The audit made no recommendations on whether the FEC should pursue an enforcement action against ARMPAC.

Records from the audit were made public Thursday by Political Money Line, a tracking service, showing ARMPAC paid $96,551 in restricted corporate money to Federal Capital Communications Corp. on Nov. 7, 2002, to pay for 145,348 direct mail pieces that were sent in five congressional races. It is unclear whether the money was included in what the FEC cited as reporting problems.

The mailings were sent a week before the elections in races in Florida, Kansas, Iowa and two in Indiana. A sample of one mailing was included in the documents.

You can see the documents here and here.

Federal law forbids the use of corporate money to specifically advocate for a candidate.

But numerous political organizations got around the so-called soft money rule by using corporate money to pay for “issue advocacy” advertisements that told voters how a candidate stood on a specific issue.

Federal election law has since changed to severely limit such issue advertising, and federal courts have ruled that the FEC can look at the totality of circumstances to rule whether issue advertising was meant to affect the outcome of an election.

Political Money Line co-founder Kent Cooper said it would be up to the FEC to determine whether the ARMPAC ads violated federal law.

ARMPAC Executive Director Jim Ellis and lawyer Donald McGahn did not return calls for comment. DeLay spokeswoman Shannon Flaherty said the latest documents prove nothing.

“These items were all disclosed in compliance with federal campaign law, the transactions were legal, and this happened three years ago,” she said. “This is just a flashback masked as breaking news.”

Always breaking new ground, that’s our Tommy.

Meanwhile, a different gray area in campaign law is allowing an anonymous group to give DeLay a taste of his own medicine.

Using new technology to exploit gray areas in election law, a mystery group has been making anonymous, automated calls to voters in Republican congressional districts across the country, telling them that their representatives should return money received from Rep. Tom DeLay’s political action committee.

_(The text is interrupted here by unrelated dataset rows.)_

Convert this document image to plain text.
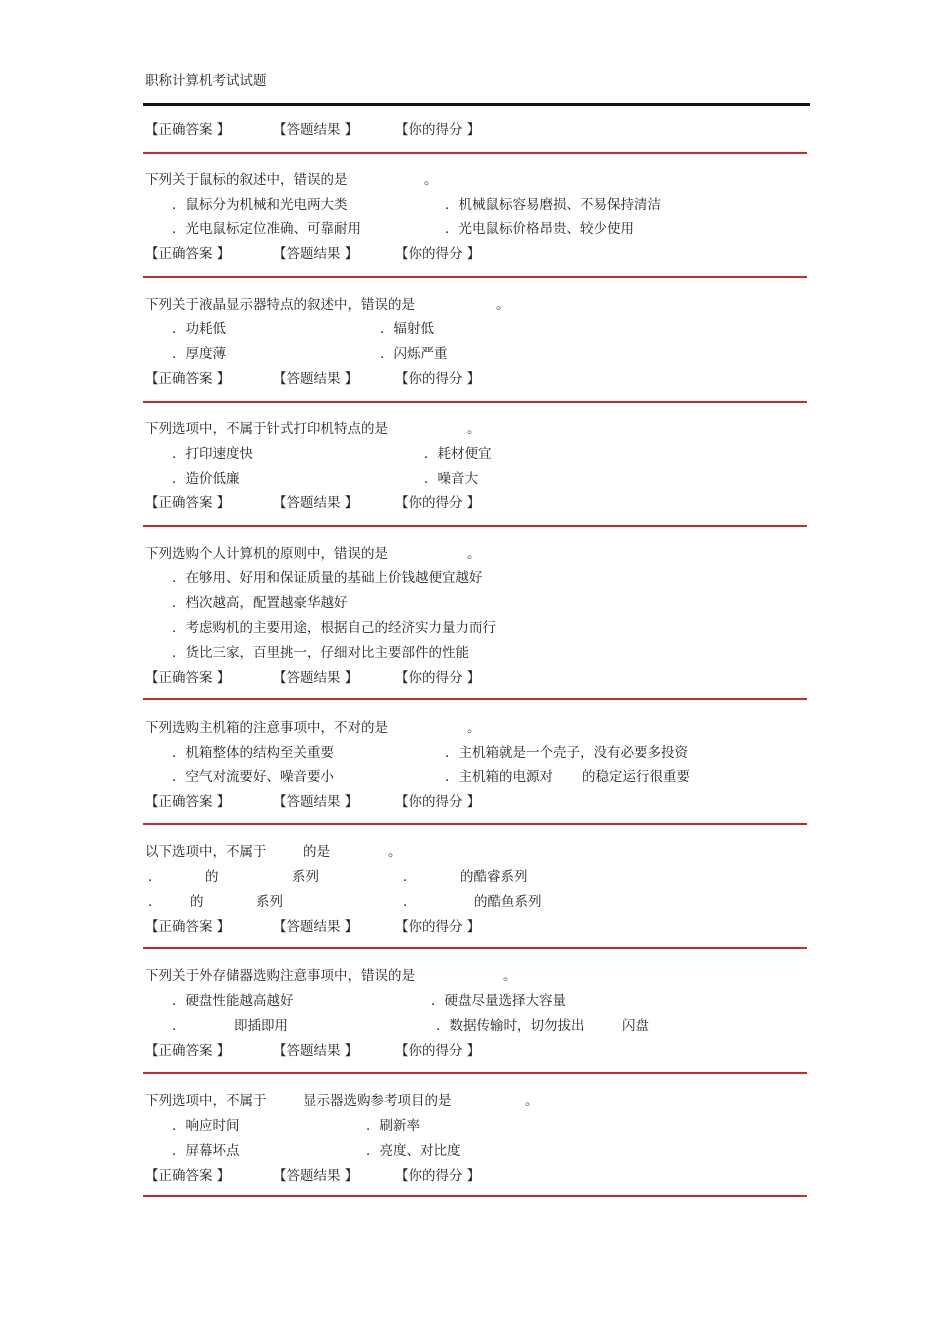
职称计算机考试试题
【正确答案 】	【答题结果 】	【你的得分 】
下列关于鼠标的叙述中，错误的是	。
．鼠标分为机械和光电两大类	．机械鼠标容易磨损、不易保持清洁
．光电鼠标定位准确、可靠耐用	．光电鼠标价格昂贵、较少使用
【正确答案 】	【答题结果 】	【你的得分 】
下列关于液晶显示器特点的叙述中，错误的是	。
．功耗低	．辐射低
．厚度薄	．闪烁严重
【正确答案 】	【答题结果 】	【你的得分 】
下列选项中，不属于针式打印机特点的是	。
．打印速度快	．耗材便宜
．造价低廉	．噪音大
【正确答案 】	【答题结果 】	【你的得分 】
下列选购个人计算机的原则中，错误的是	。
．在够用、好用和保证质量的基础上价钱越便宜越好
．档次越高，配置越豪华越好
．考虑购机的主要用途，根据自己的经济实力量力而行
．货比三家，百里挑一，仔细对比主要部件的性能
【正确答案 】	【答题结果 】	【你的得分 】
下列选购主机箱的注意事项中，不对的是	。
．机箱整体的结构至关重要	．主机箱就是一个壳子，没有必要多投资
．空气对流要好、噪音要小	．主机箱的电源对 的稳定运行很重要
【正确答案 】	【答题结果 】	【你的得分 】
以下选项中，不属于	的是	。
．	的	系列	．	的酷睿系列
． 的	系列	．	的酷鱼系列
【正确答案 】	【答题结果 】	【你的得分 】
下列关于外存储器选购注意事项中，错误的是	。
．硬盘性能越高越好	．硬盘尽量选择大容量
．	即插即用	．数据传输时，切勿拔出	闪盘
【正确答案 】	【答题结果 】	【你的得分 】
下列选项中，不属于	显示器选购参考项目的是	。
．响应时间	．刷新率
．屏幕坏点	．亮度、对比度
【正确答案 】	【答题结果 】	【你的得分 】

Officials from national Democratic and Republican organizations say they cannot determine who is behind the group, which calls itself We the People. The calls began shortly after DeLay was indicted by two Travis County grand juries on a conspiracy charge and a money-laundering charge late last month and forced to step aside as House majority leader.

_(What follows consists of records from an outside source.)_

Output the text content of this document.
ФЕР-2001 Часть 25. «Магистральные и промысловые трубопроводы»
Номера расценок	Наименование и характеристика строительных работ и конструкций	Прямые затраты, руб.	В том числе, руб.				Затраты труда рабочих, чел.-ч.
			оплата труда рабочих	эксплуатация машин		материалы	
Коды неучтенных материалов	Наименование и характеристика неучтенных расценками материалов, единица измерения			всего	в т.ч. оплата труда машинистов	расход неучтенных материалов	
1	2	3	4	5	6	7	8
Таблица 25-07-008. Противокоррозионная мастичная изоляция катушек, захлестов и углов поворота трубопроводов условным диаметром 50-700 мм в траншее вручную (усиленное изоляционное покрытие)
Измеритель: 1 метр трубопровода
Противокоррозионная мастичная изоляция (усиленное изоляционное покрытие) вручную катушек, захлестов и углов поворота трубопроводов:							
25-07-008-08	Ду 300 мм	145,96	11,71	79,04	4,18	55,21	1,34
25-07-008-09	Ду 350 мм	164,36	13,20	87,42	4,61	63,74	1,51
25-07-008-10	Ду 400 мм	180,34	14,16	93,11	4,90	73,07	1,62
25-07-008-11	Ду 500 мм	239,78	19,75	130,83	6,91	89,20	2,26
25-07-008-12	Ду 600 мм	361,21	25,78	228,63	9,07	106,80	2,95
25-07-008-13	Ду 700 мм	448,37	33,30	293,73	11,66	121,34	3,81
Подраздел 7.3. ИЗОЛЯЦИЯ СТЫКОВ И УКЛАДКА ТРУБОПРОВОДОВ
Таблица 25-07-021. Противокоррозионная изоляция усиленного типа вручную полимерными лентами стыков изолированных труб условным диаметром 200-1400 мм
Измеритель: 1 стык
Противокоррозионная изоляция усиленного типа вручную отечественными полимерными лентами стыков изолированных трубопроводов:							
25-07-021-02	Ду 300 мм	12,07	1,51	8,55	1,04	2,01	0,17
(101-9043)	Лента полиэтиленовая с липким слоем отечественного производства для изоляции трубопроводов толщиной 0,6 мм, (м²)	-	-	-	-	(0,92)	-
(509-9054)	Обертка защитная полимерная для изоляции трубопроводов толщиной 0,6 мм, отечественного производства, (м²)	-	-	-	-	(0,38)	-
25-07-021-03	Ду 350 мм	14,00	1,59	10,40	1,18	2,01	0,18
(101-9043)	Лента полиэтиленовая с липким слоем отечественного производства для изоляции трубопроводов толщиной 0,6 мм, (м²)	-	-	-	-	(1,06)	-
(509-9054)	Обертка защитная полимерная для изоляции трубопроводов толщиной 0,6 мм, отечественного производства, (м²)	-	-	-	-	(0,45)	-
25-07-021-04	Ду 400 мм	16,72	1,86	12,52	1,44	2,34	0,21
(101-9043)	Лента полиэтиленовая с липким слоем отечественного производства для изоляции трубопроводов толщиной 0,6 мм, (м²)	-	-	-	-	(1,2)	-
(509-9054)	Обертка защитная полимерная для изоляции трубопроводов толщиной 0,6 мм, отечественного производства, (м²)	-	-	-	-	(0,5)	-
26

“Although we don’t have a face behind the name, it seems to go along with the Democratic strategy” of targeting DeLay, said Ben Porritt, a spokesman for the Sugar Land Republican.

Under federal election law, caller identification is typically required for political calls that solicit contributions, advocate support for a candidate, or are paid for by a candidate or political committee.

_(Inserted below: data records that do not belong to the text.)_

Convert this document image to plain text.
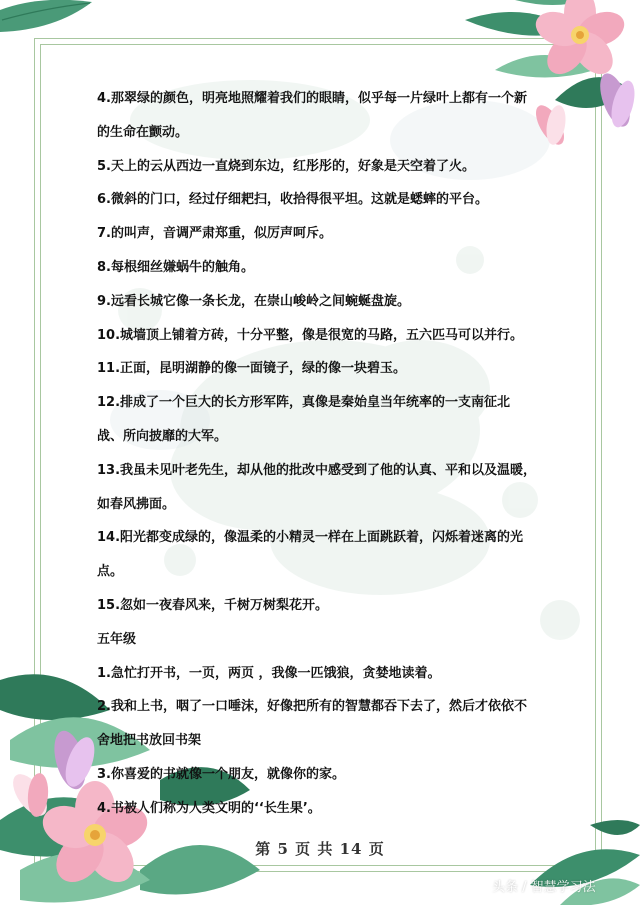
4.那翠绿的颜色，明亮地照耀着我们的眼睛，似乎每一片绿叶上都有一个新
的生命在颤动。
5.天上的云从西边一直烧到东边，红彤彤的，好象是天空着了火。
6.微斜的门口，经过仔细耙扫，收拾得很平坦。这就是蟋蟀的平台。
7.的叫声，音调严肃郑重，似厉声呵斥。
8.每根细丝嫌蜗牛的触角。
9.远看长城它像一条长龙，在崇山峻岭之间蜿蜒盘旋。
10.城墙顶上铺着方砖，十分平整，像是很宽的马路，五六匹马可以并行。
11.正面，昆明湖静的像一面镜子，绿的像一块碧玉。
12.排成了一个巨大的长方形军阵，真像是秦始皇当年统率的一支南征北
战、所向披靡的大军。
13.我虽未见叶老先生，却从他的批改中感受到了他的认真、平和以及温暖，
如春风拂面。
14.阳光都变成绿的，像温柔的小精灵一样在上面跳跃着，闪烁着迷离的光
点。
15.忽如一夜春风来，千树万树梨花开。
五年级
1.急忙打开书，一页，两页 ，我像一匹饿狼，贪婪地读着。
2.我和上书，咽了一口唾沫，好像把所有的智慧都吞下去了，然后才依依不
舍地把书放回书架
3.你喜爱的书就像一个朋友，就像你的家。
4.书被人们称为人类文明的‘‘长生果’。
第 5 页 共 14 页
头条 / 智慧学习法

Unless We the People falls into the last category — which is unknown because the group has no Web site, phone number or organizational listing — the calls would appear to be legal, said Federal Election Commission spokesman George Smaragdis.

Joe Birkenstock, an attorney who specializes in election law at the Washington, D.C.-based firm of Caplin & Drysdale, said that “people have the right to do anonymous political activities, but there are some open questions. There are gray areas all over election law.”

Former FEC Commissioner Brad Smith said there recently has been “quite a bit of concern about this type of behavior, but (federal law) really limits the ability of the commission to do much.”

I sure hope this is being done in a legal fashion, whoever’s behind it. I don’t like anonymous attacks, and if it turns out We the People are breaking the law, then they deserve whatever punishment they get. I don’t have any sympathy for the targeted Congressfolk, who should be outed about their continued support for DeLay, but this is not the way I’d have chosen to do it.

Meanwhile, Karl-T reports on those anti-Earle ads now running in Austin, where I’m so sure they’ll have a great effect. Think Progress has some context.

Finally, John Dean reviews the charges and countercharges so far, and finds things for people on all sides to worry about. Link via Avedon.